Einen Vorgeschmack auf die verbreitete Unzufriedenheit gab vergangene Woche ausgerechnet der politische Nestor des Apec-Gastgebers Singapur, der ehemalige Premierminister Lee Kuan Yew. Das Vakuum in der amerikanischen Asienpolitik gewähre China in der Region freien Lauf, monierte Lee in Washington nach einem Treffen mit dem US-Präsidenten. So sammelte Chinas Präsident Hu Jintao diese Woche bei seinem Besuch in Malaysia Milliardenaufträge ein, unter anderem zum Bau einer 250 Kilometer langen Eisenbahnlinie und eines Staudamms.

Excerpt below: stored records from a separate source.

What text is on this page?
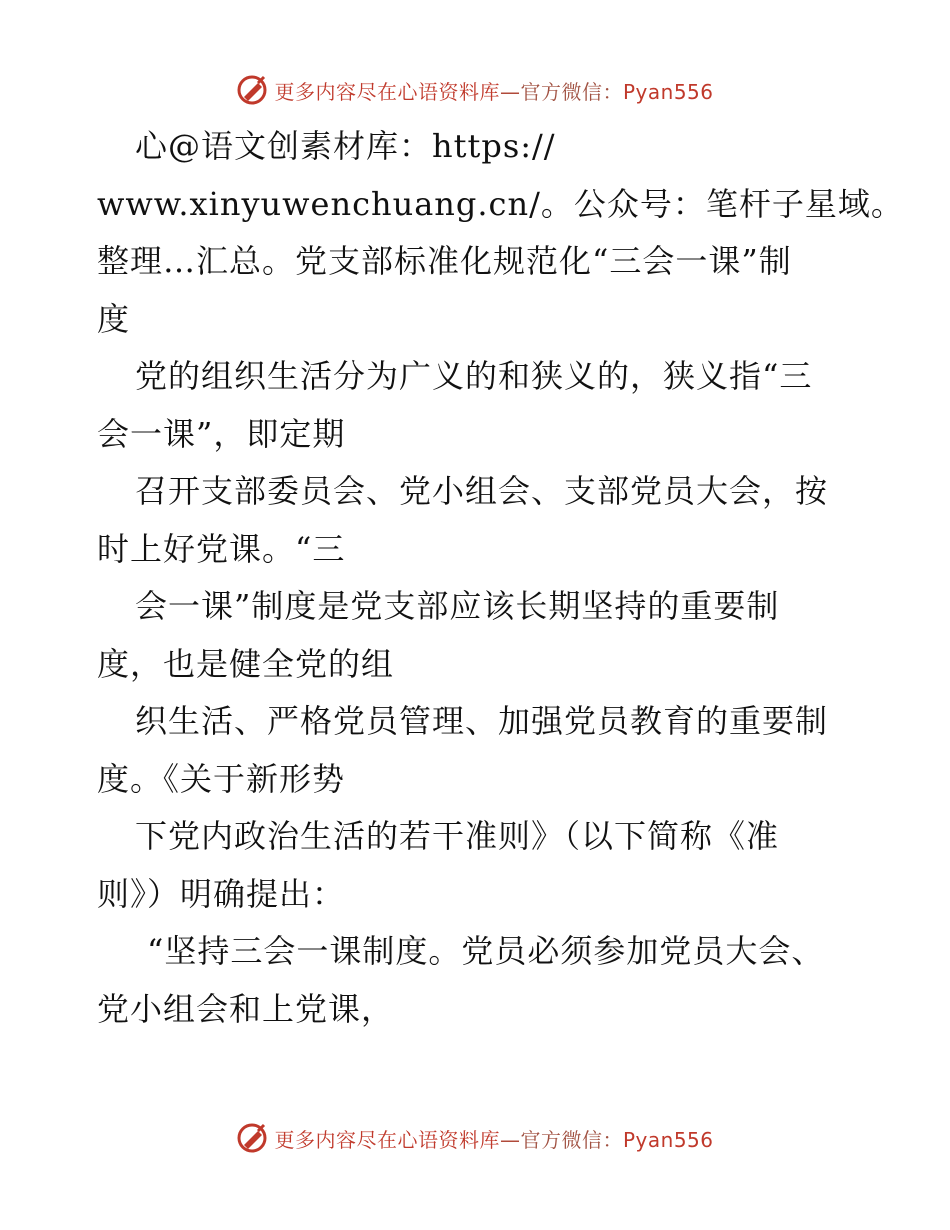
更多内容尽在心语资料库—官方微信：Pyan556
心@语文创素材库：https://
www.xinyuwenchuang.cn/。公众号：笔杆子星域。
整理…汇总。党支部标准化规范化“三会一课”制
度
党的组织生活分为广义的和狭义的，狭义指“三
会一课”，即定期
召开支部委员会、党小组会、支部党员大会，按
时上好党课。“三
会一课”制度是党支部应该长期坚持的重要制
度，也是健全党的组
织生活、严格党员管理、加强党员教育的重要制
度。《关于新形势
下党内政治生活的若干准则》（以下简称《准
则》）明确提出：
“坚持三会一课制度。党员必须参加党员大会、
党小组会和上党课，
更多内容尽在心语资料库—官方微信：Pyan556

Amerikanische Wirtschaftsvertreter teilen die Kritik an der Untätigkeit ihrer Regierung. Sie fürchten angesichts einer wachsenden Zahl bilateraler Freihandelsverträge innerhalb Asiens Nachteile für US-Unternehmen. „Wir stehen abseits, während Asiens Volkswirtschaften neue Abkommen aushandeln“, sagte der Präsident der US-Handelskammer, Thomas Donohue, in Singapur. In der Tat haben Asiens aufstrebende Wirtschaftsnationen in jüngster Zeit etliche Freihandelspakte geschlossen. Jüngstes Beispiel ist der Vertrag zwischen dem südostasiatische Staatenbund Asean und Indien.

Die USA treten dagegen erfolglos auf der Stelle. Oft ist dies allerdings weniger der Regierung in Washington geschuldet als dem unwilligen Kongress. Er blockiert zum Beispiel ein seit zwei Jahren mit Südkorea ausgehandeltes Handelsabkommen, weil darin aus Sicht der Abgeordneten die US-Autoindustrie zu schlecht wegkommt. Präsident Obama hat es bisher nicht gewagt, seinen demokratischen Parteikollegen die Stirn zu bieten.